At one point, this little white-haired guy with a heavy French accent sits in with us. And he says, “Do you people like this band?” and everybody clapped. And he says, “Me too. You'll get to hear them next summer,” and what I thought he said was Montreal. Bill told me, “That's Claude Nobs. Claude Nobs is the founder of the Montreux Jazz Festival in Switzerland. You're going to Montreux.”
So as that conversation is happening, this short man comes up to me and hands me his card. He says, “My name is Floyd Lieberman. I'm BB King’s manager. Would you be willing to play his club in Times Square, New York City?” I take his card. So, I'm looking around like, “Well this is kind of a miracle.”
Two seconds later, Claude comes back to me and says, “Can I ask you to do me a favor? Would you and your guitar player be willing to sit in with BB King tomorrow? Tomorrow night after a show is a little jam session."
From there, I just had this wonderful relationship with him. I played with him again at Riley Rink and I did a show with him at the Foxwoods Casino. It stopped as quick as it happened. I ended up playing with him nine different times. It was one of the most interesting, exciting, phenomenal things, totally serendipitous. Had I not mowed lawns for Barbara Riley back in the '70s it wouldn't have happened!
Q: What made you decide this was the time to retire?

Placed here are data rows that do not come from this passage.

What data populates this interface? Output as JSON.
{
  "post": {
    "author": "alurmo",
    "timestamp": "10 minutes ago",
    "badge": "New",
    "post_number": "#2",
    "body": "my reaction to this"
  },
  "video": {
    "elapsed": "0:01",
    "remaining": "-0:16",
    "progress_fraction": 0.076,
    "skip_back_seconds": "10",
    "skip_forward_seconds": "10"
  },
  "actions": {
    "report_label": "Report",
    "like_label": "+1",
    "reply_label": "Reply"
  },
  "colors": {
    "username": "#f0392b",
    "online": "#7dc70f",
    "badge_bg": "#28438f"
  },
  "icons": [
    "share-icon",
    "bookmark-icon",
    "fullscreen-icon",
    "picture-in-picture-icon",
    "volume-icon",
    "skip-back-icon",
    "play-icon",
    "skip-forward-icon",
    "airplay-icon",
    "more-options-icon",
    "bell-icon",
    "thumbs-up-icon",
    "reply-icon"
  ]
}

A: I went to see Willie Nelson at Riley Rink, second row seats, dead center. I've never been a big fan, but he's Willie Nelson, and if he plays in your hometown, you’ve got to go see him. And Willie’s great. His voice is butter. Magic. But that particular show, he came out, he played a song, he said “Thank you.” Played another song. “Thank you very much.” Played another song. And I'm sitting there going, “Dude, you’re Willie Nelson! Give me some stories!” Nothing. It was a very cold concert. And he also was kind of old — I mean, he was 70-something and he had flabby arms. He looked old to me.
I've held that with me for a long time — when did Willie Nelson play here, 10, 12, 15 years ago? I'm never ever going to get to that state where I just go out and play a show, don't connect with my audience, and look like I'm old. I'm terrified of that.
I just turned 70 on June 16. I play well, I sing as good as I can. Audience seems to like it, that's all that matters to me is that they're happy. But I know coming down the road, there's going to be a time when I'm not going to be playing well and I'm not going to be singing well. I mean, at 70, can I do this? Can I do it at 80?
I'm still in good shape. But I've decided that 70 is the right time to call it a day.